When someone has hearing loss, oral communication, a vital function of participating in society and relationships, is negatively affected. But remember that communication does not just rely on verbal skills! Everyone uses gestures and facial expressions to aid in interpreting meaning and messages. As such, one of the most important things you can do when talking with your spouse who has hearing loss is to avoid speaking from another room, face your partner when talking, keep your mouth uncovered - which includes not chewing gum, as it can distort your mouth - and gently get his or her attention before beginning a conversation. If mishaps do occur, here are some communication repair strategies to get back on track:

  • Rephrase rather than repeat what you said. Sometimes it will be easier for your spouse to understand if you choose different words.
  • Move to a different environment - one with less background noise or better lighting.
  • Use simpler sentences, rather than complex sentence construction, which can be hard to follow.
  • Make sure to speak clearly and slowly, but naturally. If you raise your voice or emphasize certain sounds, it actually might be more difficult for your spouse to hear and understand you as your lip movements, and the noise may be distorted.
  • Use an assistive listening device, like a personal amplifier.
  • Provide your spouse with the key word of what you said - write it down or spell it if necessary.
  • Don't get frustrated and say "Nevermind, it's not important." That could feel like you're dismissing your partner, as if his or her hearing is not important to you.

Be patient

Vow to be more patient with your spouse. Even when you're both working hard on communication repair and best tactics, miscommunication is bound to happen. Do your best to laugh it off, then rephrase rather than repeat.

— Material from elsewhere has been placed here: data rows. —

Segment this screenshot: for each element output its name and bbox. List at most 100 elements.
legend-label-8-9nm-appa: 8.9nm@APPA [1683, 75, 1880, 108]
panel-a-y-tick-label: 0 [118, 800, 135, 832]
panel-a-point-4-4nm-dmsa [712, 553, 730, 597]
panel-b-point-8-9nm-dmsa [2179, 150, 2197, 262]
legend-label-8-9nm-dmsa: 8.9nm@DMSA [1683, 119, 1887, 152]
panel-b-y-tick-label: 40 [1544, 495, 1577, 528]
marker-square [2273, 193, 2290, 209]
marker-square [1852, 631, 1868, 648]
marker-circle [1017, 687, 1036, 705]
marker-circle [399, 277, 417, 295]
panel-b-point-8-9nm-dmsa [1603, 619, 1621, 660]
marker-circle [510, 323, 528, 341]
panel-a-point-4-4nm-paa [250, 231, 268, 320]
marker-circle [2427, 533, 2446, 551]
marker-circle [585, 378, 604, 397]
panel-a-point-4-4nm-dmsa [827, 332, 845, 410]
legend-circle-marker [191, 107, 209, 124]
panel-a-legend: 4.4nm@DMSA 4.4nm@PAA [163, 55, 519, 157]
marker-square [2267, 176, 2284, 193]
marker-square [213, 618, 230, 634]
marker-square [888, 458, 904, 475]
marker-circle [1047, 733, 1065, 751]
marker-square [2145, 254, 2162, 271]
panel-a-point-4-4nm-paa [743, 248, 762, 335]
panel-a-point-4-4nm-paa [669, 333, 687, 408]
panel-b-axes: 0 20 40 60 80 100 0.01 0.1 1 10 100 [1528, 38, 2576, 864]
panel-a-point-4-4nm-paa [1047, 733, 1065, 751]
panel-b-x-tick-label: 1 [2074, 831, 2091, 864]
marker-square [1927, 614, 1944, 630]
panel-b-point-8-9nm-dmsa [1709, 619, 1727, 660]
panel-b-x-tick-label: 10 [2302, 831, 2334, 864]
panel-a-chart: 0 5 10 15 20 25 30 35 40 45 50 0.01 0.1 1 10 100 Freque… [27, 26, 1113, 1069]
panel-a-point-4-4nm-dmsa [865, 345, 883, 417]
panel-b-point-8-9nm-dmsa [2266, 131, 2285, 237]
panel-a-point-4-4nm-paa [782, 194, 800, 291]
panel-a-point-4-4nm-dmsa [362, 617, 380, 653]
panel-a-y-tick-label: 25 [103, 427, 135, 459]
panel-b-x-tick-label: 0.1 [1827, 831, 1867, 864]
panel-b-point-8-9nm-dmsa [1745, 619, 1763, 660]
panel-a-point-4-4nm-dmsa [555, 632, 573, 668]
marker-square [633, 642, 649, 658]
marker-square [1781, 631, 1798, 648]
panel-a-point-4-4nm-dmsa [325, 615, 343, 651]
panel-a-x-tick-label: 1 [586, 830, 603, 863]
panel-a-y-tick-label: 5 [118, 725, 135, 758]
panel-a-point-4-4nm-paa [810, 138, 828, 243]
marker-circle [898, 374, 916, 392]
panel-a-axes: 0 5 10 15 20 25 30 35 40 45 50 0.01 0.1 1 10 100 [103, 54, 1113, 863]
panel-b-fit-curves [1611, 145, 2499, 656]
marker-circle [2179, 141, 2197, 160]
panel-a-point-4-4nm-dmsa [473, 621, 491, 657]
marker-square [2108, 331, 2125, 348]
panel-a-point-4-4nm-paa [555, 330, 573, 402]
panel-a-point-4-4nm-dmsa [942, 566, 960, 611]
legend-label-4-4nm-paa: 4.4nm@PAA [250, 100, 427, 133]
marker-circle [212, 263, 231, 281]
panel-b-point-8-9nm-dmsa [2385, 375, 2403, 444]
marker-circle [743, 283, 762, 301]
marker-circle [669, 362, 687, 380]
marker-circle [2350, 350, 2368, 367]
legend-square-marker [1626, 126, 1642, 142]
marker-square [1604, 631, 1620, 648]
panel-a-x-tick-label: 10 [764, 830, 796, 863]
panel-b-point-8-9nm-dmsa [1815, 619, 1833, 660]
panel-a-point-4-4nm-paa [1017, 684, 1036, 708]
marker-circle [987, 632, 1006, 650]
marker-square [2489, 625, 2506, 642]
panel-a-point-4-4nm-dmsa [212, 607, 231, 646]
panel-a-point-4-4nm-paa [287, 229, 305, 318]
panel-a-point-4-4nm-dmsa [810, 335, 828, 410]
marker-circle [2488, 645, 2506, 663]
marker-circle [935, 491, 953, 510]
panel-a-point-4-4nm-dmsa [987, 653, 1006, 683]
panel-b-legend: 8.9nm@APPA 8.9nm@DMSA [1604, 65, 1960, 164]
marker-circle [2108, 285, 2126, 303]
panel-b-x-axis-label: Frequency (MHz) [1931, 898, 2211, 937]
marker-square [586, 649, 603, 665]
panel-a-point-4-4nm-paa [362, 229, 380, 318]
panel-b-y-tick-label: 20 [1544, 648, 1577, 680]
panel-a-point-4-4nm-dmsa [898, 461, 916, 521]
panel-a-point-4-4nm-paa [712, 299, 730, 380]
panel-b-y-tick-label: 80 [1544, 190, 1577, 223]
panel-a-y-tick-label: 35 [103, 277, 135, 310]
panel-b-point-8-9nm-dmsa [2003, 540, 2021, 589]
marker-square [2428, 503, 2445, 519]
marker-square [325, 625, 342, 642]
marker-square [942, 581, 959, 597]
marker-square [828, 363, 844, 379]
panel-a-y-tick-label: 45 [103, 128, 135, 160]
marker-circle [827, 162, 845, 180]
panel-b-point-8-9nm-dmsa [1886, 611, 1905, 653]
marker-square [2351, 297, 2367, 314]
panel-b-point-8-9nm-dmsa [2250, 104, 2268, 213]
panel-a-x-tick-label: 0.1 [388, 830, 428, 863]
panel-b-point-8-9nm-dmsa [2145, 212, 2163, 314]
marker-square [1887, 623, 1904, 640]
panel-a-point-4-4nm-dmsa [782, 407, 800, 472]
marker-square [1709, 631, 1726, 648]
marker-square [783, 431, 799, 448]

Attend audiologist appointments together

You can lend your support by being involved in your spouse's audiologist appointments, whether he or she is getting hearing retested or seeing the audiologist to inquire about new hearing aids or assistive listening devices. Not only will this show how much you care about his or her hearing, but it will also give you a chance to ask the audiologist any questions you might have about your spouse's hearing loss, as well as help him or her write down vital information and share what you observe about his or her hearing with the audiologist.

Give your input

Another way you can support your spouse is by having an opinion about which new hearing aid features or devices he or she should try. This shows that you're invested in improving communication.

Try aural rehabilitation

Aural rehabilitation is a series of classes that focus on improving hearing and communication for people adjusting to hearing aids and cochlear implants, or just for those who are living with hearing loss. Aural rehab often involves a range of specialists, including physicians, audiologists, vocational counselors, psychologists and speech-language pathologists. Aural rehabilitation can:

  • Help people adjust to a family member's hearing loss, including providing communication tips and counseling.
  • Assist people with hearing loss in learning how to interpret visual cues and improve speechreading.
  • Provide people with tips and tactics for handling conversation.
  • Educate someone with hearing loss on his or her legal rights to accommodations in the workplace in academic environments.
  • Help people learn how to listen again with cochlear implants and hearing aids.

Be flexible

Keep in mind that your spouse may have extra difficulty hearing when he or she is stressed, tired, upset or sick. Be flexible in having conversations until there's a better time for her or him.